Local student favorite Zia Records is expanding their market in an effort to stage a global garage sale of sorts.

The Phoenix-based record chain, which has seven locations throughout Arizona (three in Tucson), has decided to join up with the online-based Djangos.com music service in an attempt to unload their collections of dusty, used CDs that simply refuse to sell.

Zia’s Tucson area manager, Bernadette Romero, said that the online move was partially because they had exhausted all other methods of attempting to sell CDs like “Do They Knooooh-ooow It’s Christmas?” by 98 Degrees and “The Nine Shots Of Kwanzaa” by 50 Cent.

“The online CD sales got started to try and liquidate some of the used inventory that we had sitting around the store,” Romero said.

“(We’ve) gone through various methods as far as marking down the product, advertising a sidewalk sale, just basically dead product. So what Djangos does for us is puts this inventory online and allows people from all over the world to purchase CDs that normally they don’t have access to.”

Romero sees this as an advantage because it means that Zia can stock their shelves with hard-to-find music.

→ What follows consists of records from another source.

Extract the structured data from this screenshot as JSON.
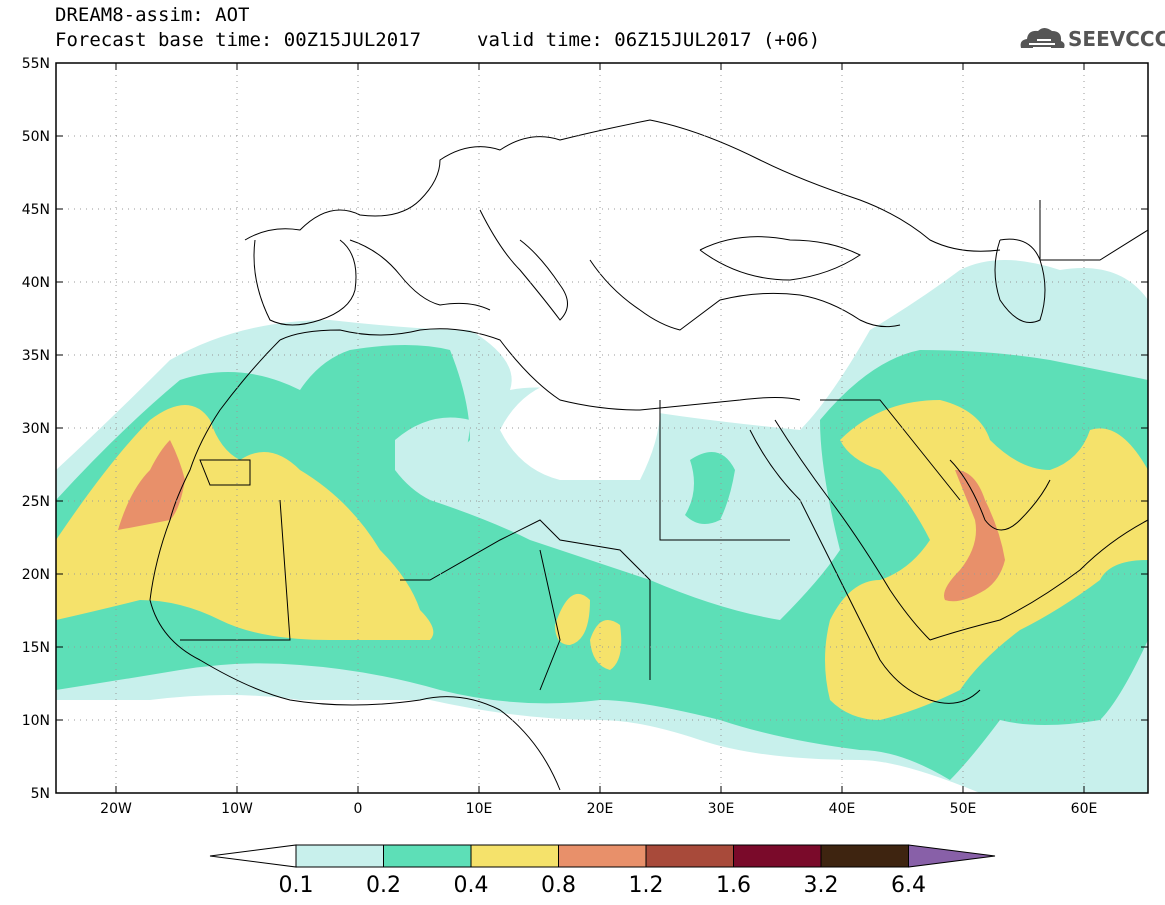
{
  "title": {
    "line1": "DREAM8-assim: AOT",
    "base_time": "Forecast base time: 00Z15JUL2017",
    "valid_time": "valid time: 06Z15JUL2017 (+06)"
  },
  "logo": {
    "text": "SEEVCCC",
    "icon": "cloud-icon"
  },
  "map": {
    "lat_labels": [
      "55N",
      "50N",
      "45N",
      "40N",
      "35N",
      "30N",
      "25N",
      "20N",
      "15N",
      "10N",
      "5N"
    ],
    "lon_labels": [
      "20W",
      "10W",
      "0",
      "10E",
      "20E",
      "30E",
      "40E",
      "50E",
      "60E"
    ],
    "lon_range": [
      -25,
      65
    ],
    "lat_range": [
      5,
      55
    ]
  },
  "colorbar": {
    "levels": [
      "0.1",
      "0.2",
      "0.4",
      "0.8",
      "1.2",
      "1.6",
      "3.2",
      "6.4"
    ],
    "colors": [
      "#c8f0ec",
      "#5ddfb7",
      "#f5e26b",
      "#e8906a",
      "#a84a3a",
      "#7a0a2a",
      "#3e2410",
      "#8860a8"
    ]
  },
  "field_colors": {
    "c01": "#c8f0ec",
    "c02": "#5ddfb7",
    "c04": "#f5e26b",
    "c08": "#e8906a"
  }
}
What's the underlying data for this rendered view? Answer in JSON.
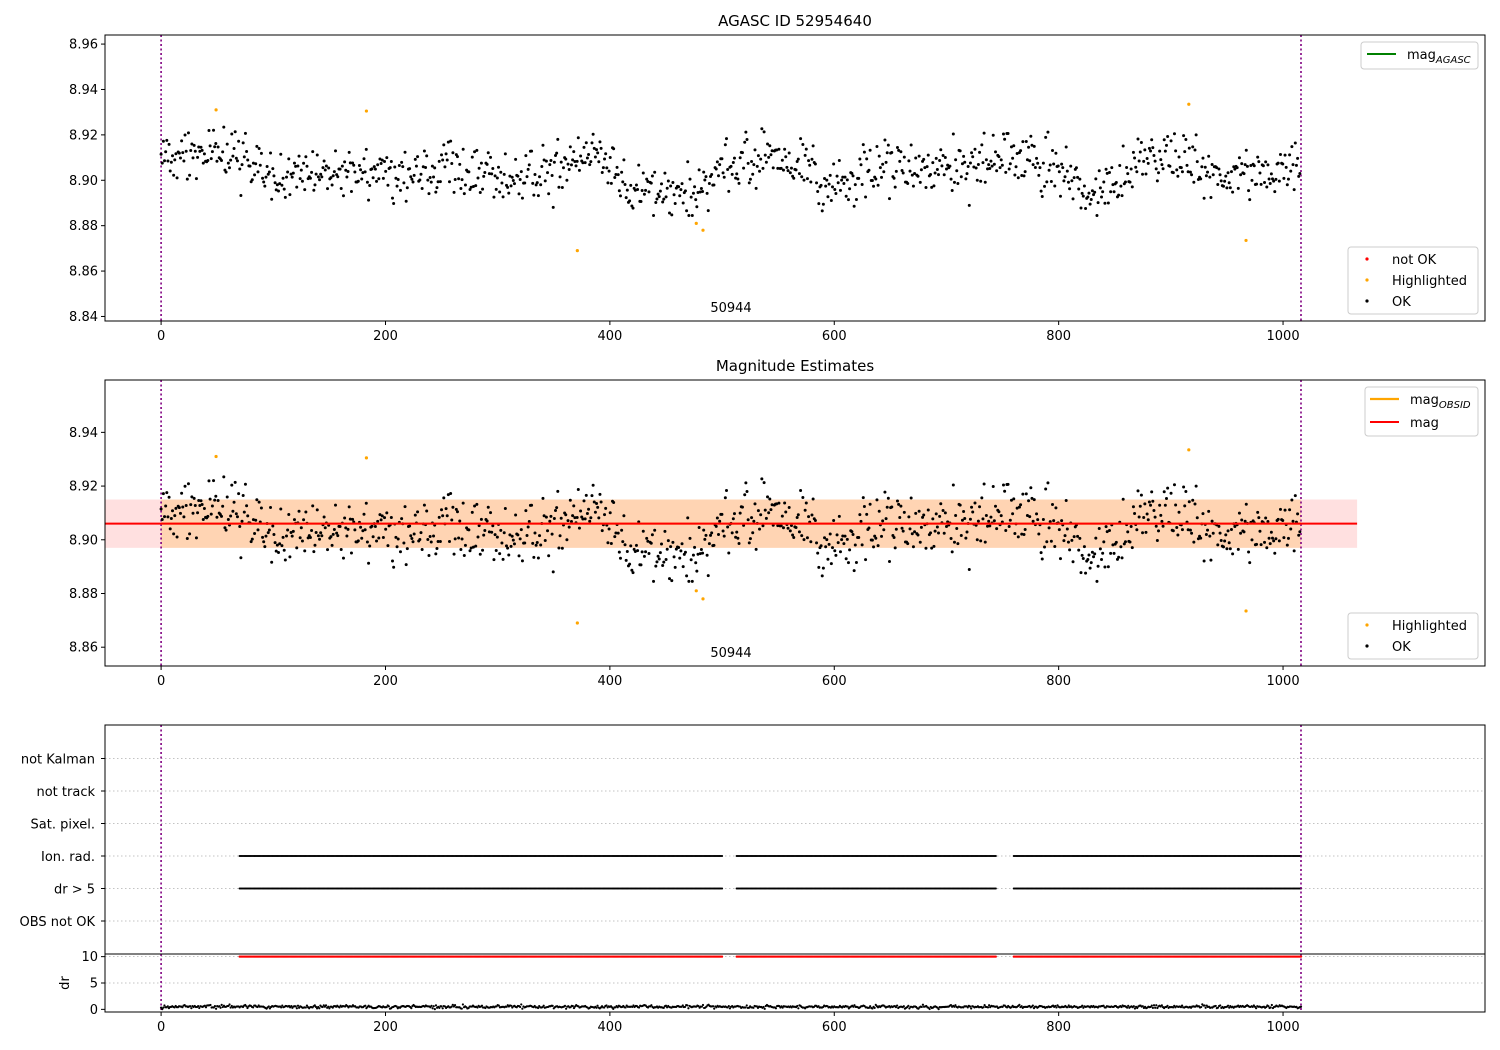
{
  "chart_data": [
    {
      "type": "scatter",
      "title": "AGASC ID 52954640",
      "xlim": [
        -50,
        1180
      ],
      "ylim": [
        8.838,
        8.964
      ],
      "x_ticks": [
        0,
        200,
        400,
        600,
        800,
        1000
      ],
      "y_ticks": [
        8.84,
        8.86,
        8.88,
        8.9,
        8.92,
        8.94,
        8.96
      ],
      "x_tick_labels": [
        "0",
        "200",
        "400",
        "600",
        "800",
        "1000"
      ],
      "y_tick_labels": [
        "8.84",
        "8.86",
        "8.88",
        "8.90",
        "8.92",
        "8.94",
        "8.96"
      ],
      "obs_boundaries": [
        0,
        1016
      ],
      "obs_label": "50944",
      "series": [
        {
          "name": "mag_AGASC",
          "kind": "line",
          "color": "#008000",
          "values": []
        },
        {
          "name": "not OK",
          "color": "#ff0000",
          "points": []
        },
        {
          "name": "Highlighted",
          "color": "#ffa500",
          "points": [
            [
              49,
              8.931
            ],
            [
              183,
              8.9305
            ],
            [
              371,
              8.869
            ],
            [
              477,
              8.881
            ],
            [
              483,
              8.878
            ],
            [
              916,
              8.9335
            ],
            [
              967,
              8.8735
            ]
          ]
        },
        {
          "name": "OK",
          "color": "#000000",
          "trend": [
            [
              0,
              8.91
            ],
            [
              40,
              8.914
            ],
            [
              80,
              8.91
            ],
            [
              110,
              8.898
            ],
            [
              150,
              8.905
            ],
            [
              200,
              8.903
            ],
            [
              260,
              8.905
            ],
            [
              300,
              8.9
            ],
            [
              340,
              8.903
            ],
            [
              390,
              8.912
            ],
            [
              420,
              8.895
            ],
            [
              460,
              8.894
            ],
            [
              480,
              8.897
            ],
            [
              520,
              8.91
            ],
            [
              560,
              8.91
            ],
            [
              590,
              8.897
            ],
            [
              640,
              8.904
            ],
            [
              700,
              8.905
            ],
            [
              760,
              8.91
            ],
            [
              800,
              8.905
            ],
            [
              830,
              8.893
            ],
            [
              880,
              8.91
            ],
            [
              920,
              8.909
            ],
            [
              960,
              8.9
            ],
            [
              1000,
              8.905
            ],
            [
              1016,
              8.906
            ]
          ],
          "count": 1000,
          "spread": 0.0075
        }
      ],
      "legends": [
        {
          "position": "top-right",
          "items": [
            {
              "label": "mag",
              "sub": "AGASC",
              "symbol": "line",
              "color": "#008000"
            }
          ]
        },
        {
          "position": "lower-right",
          "items": [
            {
              "label": "not OK",
              "symbol": "dot",
              "color": "#ff0000"
            },
            {
              "label": "Highlighted",
              "symbol": "dot",
              "color": "#ffa500"
            },
            {
              "label": "OK",
              "symbol": "dot",
              "color": "#000000"
            }
          ]
        }
      ]
    },
    {
      "type": "scatter",
      "title": "Magnitude Estimates",
      "xlim": [
        -50,
        1180
      ],
      "ylim": [
        8.853,
        8.9595
      ],
      "x_ticks": [
        0,
        200,
        400,
        600,
        800,
        1000
      ],
      "y_ticks": [
        8.86,
        8.88,
        8.9,
        8.92,
        8.94
      ],
      "x_tick_labels": [
        "0",
        "200",
        "400",
        "600",
        "800",
        "1000"
      ],
      "y_tick_labels": [
        "8.86",
        "8.88",
        "8.90",
        "8.92",
        "8.94"
      ],
      "obs_boundaries": [
        0,
        1016
      ],
      "obs_label": "50944",
      "mag_obsid": {
        "value": 8.906,
        "low": 8.897,
        "high": 8.915,
        "x_range": [
          0,
          1016
        ],
        "color": "#ffa500"
      },
      "mag": {
        "value": 8.906,
        "low": 8.897,
        "high": 8.915,
        "x_range": [
          -50,
          1066
        ],
        "color": "#ff0000"
      },
      "series": [
        {
          "name": "Highlighted",
          "color": "#ffa500",
          "points": [
            [
              49,
              8.931
            ],
            [
              183,
              8.9305
            ],
            [
              371,
              8.869
            ],
            [
              477,
              8.881
            ],
            [
              483,
              8.878
            ],
            [
              916,
              8.9335
            ],
            [
              967,
              8.8735
            ]
          ]
        },
        {
          "name": "OK",
          "color": "#000000",
          "same_as_panel": 0
        }
      ],
      "legends": [
        {
          "position": "top-right",
          "items": [
            {
              "label": "mag",
              "sub": "OBSID",
              "symbol": "line",
              "color": "#ffa500"
            },
            {
              "label": "mag",
              "sub": "",
              "symbol": "line",
              "color": "#ff0000"
            }
          ]
        },
        {
          "position": "lower-right",
          "items": [
            {
              "label": "Highlighted",
              "symbol": "dot",
              "color": "#ffa500"
            },
            {
              "label": "OK",
              "symbol": "dot",
              "color": "#000000"
            }
          ]
        }
      ]
    },
    {
      "type": "scatter",
      "xlim": [
        -50,
        1180
      ],
      "categories": [
        "not Kalman",
        "not track",
        "Sat. pixel.",
        "Ion. rad.",
        "dr > 5",
        "OBS not OK"
      ],
      "flag_segments": {
        "Ion. rad.": [
          [
            70,
            500
          ],
          [
            513,
            744
          ],
          [
            760,
            1016
          ]
        ],
        "dr > 5": [
          [
            70,
            500
          ],
          [
            513,
            744
          ],
          [
            760,
            1016
          ]
        ]
      },
      "obs_boundaries": [
        0,
        1016
      ]
    },
    {
      "type": "scatter",
      "xlim": [
        -50,
        1180
      ],
      "ylim": [
        -0.5,
        10.5
      ],
      "ylabel": "dr",
      "y_ticks": [
        0,
        5,
        10
      ],
      "y_tick_labels": [
        "0",
        "5",
        "10"
      ],
      "x_ticks": [
        0,
        200,
        400,
        600,
        800,
        1000
      ],
      "x_tick_labels": [
        "0",
        "200",
        "400",
        "600",
        "800",
        "1000"
      ],
      "clipped_at": 10,
      "clipped_segments": [
        [
          70,
          500
        ],
        [
          513,
          744
        ],
        [
          760,
          1016
        ]
      ],
      "clipped_color": "#ff0000",
      "low_dr_typical": 0.5,
      "obs_boundaries": [
        0,
        1016
      ]
    }
  ]
}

“I think it’s a good thing because whatever money we make in sales allows us to keep buying product that comes out and a lot of obscure stuff that the other record stores can’t or won’t carry,” she said.

So far, getting rid of CDs such as failed collaborations, like the hard to find “Beaches ‘N Bitches” by Bette Midler and P. Diddy, has been a success.

“Stuff’s selling that would not have sold otherwise,” assistant manager of Zia’s Eastside location, 7940 E. Speedway Blvd., Nathan Bloodworth, said.

Orders shipped thus far have come from all over the globe, although one stands out in particular to Romero.

“Someone in the Middle East (placed an order),” Romero said.

“Yeah, I didn’t even know the country…I can’t even pronounce it. I was like, “Where the hell is this?” Someone was like, “That’s in the Middle East.”

“We (also) see a lot of stuff from Taiwan, a lot of stuff from South Korea, a lot of stuff from Italy, Germany. That’s why I think it’s kind of neat when we’re packaging the stuff up, seeing who it’s going to. So that’s pretty cool,” she added.

Romero said that she doesn’t expect the online sales to hurt in-store sales and that a customer who is actually in a Zia store will always have priority over Internet surfers.

She also said that Zia’s new expanded horizons could be seen as an alteration to their reputation as simply a local record shop.

“I think we kind of have the good and bad,” she said.

“We’re big enough not to have most of the problems of a mom-and-pop chain as far as one location or limited distribution or anything like that. However, especially with the moves that we’ve made as of late, (we) aren’t really considered an indie record store anymore. I think more and more the perception is that we’re going corporate with the online services and things like that. However, if selling these items allows us to continue to carry and support independent music, then I think that’s cool.”